CHARLEVOIX, Mich. -- As he directed the search for a missing plane on fog-shrouded Beaver Island, Deputy Sheriff Mike Russell wasn't optimistic about finding its crew or passengers alive.
But he pressed on, as did other residents of the Lake Michigan island 30 miles west of Charlevoix. They fanned out on foot, snowmobiles and four-wheel-drive vehicles, slogging through knee-deep, slushy snow, numbed by freezing rain.
"We knew it could have happened to any of our families," Russell said Tuesday. "We'd hope they would look for us as well as we looked for them."
The twin-engine Swearingen Merlin 227 AT Metroliner, which crashed Thursday, was found Friday morning in thick woods 2 miles from Beaver Island Airport.
The pilot, 51-year-old Curtis Logan of Little Falls, Minn., and co-pilot Steve Ehrhart, 23, of Elgin, Ill., were killed. But the passengers, Mirth Gault of Orland Park, Ill., and her three children, survived despite waiting 15 hours in bitter cold.
They had chartered a flight from Chicago to the island, about 300 miles north, where they have a vacation home.
"It's just unbelievable that anyone made it through alive," said Mike Green, 42, a lifelong island resident who joined the search. "We all felt like we'd seen a miracle ... but I really feel bad for the pilots' families."
Between 400 and 500 people live year-round on Beaver Island, a popular Midwestern summer tourist destination. It's a close-knit community, with neighbors quick to help each other in times of trouble, Green said.
Flying is the only way to get between island and mainland from late December through March, when ferryboat service halts.
The area can be especially treacherous for pilots, says Paul Welke, operations director for Island Airways, a charter flight service between the island and Charlevoix.
"There have been a lot of airplanes lost out there," Welke said in an interview Tuesday.
In July 1998, a flight instructor and a pilot disappeared after they left the Traverse City airport in a Cold War-era plane that was part of a holiday air show.
It's believed they crashed into northern Lake Michigan, but there's been no trace of the aircraft -- despite a 2,300 square mile-search of the lake from Frankfort to the Upper Peninsula.
"It's such a wilderness ... the lake is so unforgiving. There are no landmarks out there to help guide you. When the visibility starts to go down a little bit ... the gray water kind of blends in with the gray sky."
Gault's husband, Robert, was waiting at the airport and saw the plane fly over. He assumed it was headed to the mainland because it was too foggy to land on the island, Russell said.
Then came word from the air traffic center in Minneapolis that the crewmen had not been heard from since reporting their final approach to Beaver Island.
Russell and several others quickly looked around the airport but found nothing. As Coast Guard helicopters began searching over water, volunteers on the island patrolled the coast, hampered by darkness and fog. Others stayed with Robert Gault, who now feared his wife and children were dead.

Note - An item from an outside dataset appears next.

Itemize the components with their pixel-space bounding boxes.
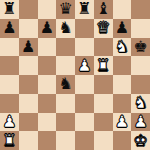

They stopped around midnight and resumed at daybreak, this time with about 40 searchers. A command post was set up at the airport terminal. Residents and restaurants supplied chili, sandwiches and coffee.
Welke took off from his private airstrip with several companions and began combing the western end of the island. Around 10:30 a.m., he spotted the wreckage.
"Our immediate thought was that nobody would have survived this," he said. But he made another pass and stared in amazement as Mirth Gault, who had climbed onto the fuselage, waved a life preserver.
On the ground, Green and several other snowmobilers noticed Welke's plane circling a mile away and roared toward the spot. When the trees and underbrush got too thick, they leaped off their machines and continued on foot, reaching the wreckage as a Coast Guard helicopter was lifting the Gaults to safety.
"The mother and one of the children were still on the ground," Green said. "She was about frozen. I gave her some hand warmers, and another guy threw a coat over her until she could get in the basket."
Mirth Gault and her sons, Adam, 13, and Alec, 5, have been released from Chalevoix Area Hospital. Emma, 9, was listed in good condition with a broken pelvis. She was expected to be released later this week.